Selanjutnya, Dahnil mengatakan, pihaknya tak mempermasalahkan jika konsep-konsep itu diterima pemerintah meskipun Gerindra tak mendapatkan kursi menteri.

Sebelumnya, Presiden Joko Widodo menyebut, susunan kabinet jilid II saat ini sudah rampung. Susunan kabinet akan diumumkan segera setelah ia dan Ma’ruf Amin dilantik sebagai presiden dan wakil presiden 2019-2024. Acara pelantikan akan digelar di Gedung MPR pada Minggu (20/10/2019) pukul 14.00 WIB.

“Nanti mungkin bisa hari yang sama (diumumkan). Mungkin sehari setelah pelantikan,” kata Jokowi sembari mengakui, tidak tertutup kemungkinan akan terjadi perubahan sampai hari pengumuman nanti.

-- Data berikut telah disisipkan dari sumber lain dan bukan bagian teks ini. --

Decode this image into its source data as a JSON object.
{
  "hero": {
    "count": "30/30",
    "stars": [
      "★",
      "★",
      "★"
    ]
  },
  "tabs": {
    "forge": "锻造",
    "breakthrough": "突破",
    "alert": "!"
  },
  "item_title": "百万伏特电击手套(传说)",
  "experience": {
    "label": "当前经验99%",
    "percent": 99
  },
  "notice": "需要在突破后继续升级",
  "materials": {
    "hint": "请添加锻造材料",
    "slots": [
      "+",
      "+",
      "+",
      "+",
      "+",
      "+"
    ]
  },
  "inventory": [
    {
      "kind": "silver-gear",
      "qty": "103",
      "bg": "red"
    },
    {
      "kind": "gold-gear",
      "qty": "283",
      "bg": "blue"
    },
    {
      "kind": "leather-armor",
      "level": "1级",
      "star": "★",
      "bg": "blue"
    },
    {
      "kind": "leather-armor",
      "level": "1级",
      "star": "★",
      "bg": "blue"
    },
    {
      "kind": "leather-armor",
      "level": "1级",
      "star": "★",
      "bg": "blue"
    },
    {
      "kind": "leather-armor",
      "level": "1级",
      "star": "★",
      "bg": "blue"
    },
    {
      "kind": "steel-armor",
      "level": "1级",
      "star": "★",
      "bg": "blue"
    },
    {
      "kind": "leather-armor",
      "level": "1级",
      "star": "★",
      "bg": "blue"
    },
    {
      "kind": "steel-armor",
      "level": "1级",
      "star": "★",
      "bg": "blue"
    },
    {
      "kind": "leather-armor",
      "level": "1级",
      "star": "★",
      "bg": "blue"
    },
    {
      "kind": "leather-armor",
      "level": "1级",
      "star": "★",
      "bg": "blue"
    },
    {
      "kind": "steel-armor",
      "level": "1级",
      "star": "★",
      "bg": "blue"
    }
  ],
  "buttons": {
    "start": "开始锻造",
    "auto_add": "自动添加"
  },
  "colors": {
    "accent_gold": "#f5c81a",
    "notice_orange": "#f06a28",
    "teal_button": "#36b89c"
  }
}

“Nanti mungkin bisa hari yang sama (diumumkan). Mungkin sehari setelah pelantikan,” kata Jokowi sembari mengakui, tidak tertutup kemungkinan akan terjadi perubahan sampai hari pengumuman nanti.

“Mungkin ada beberapa pertimbangan masih bisa,” kata dia.(japs/ber)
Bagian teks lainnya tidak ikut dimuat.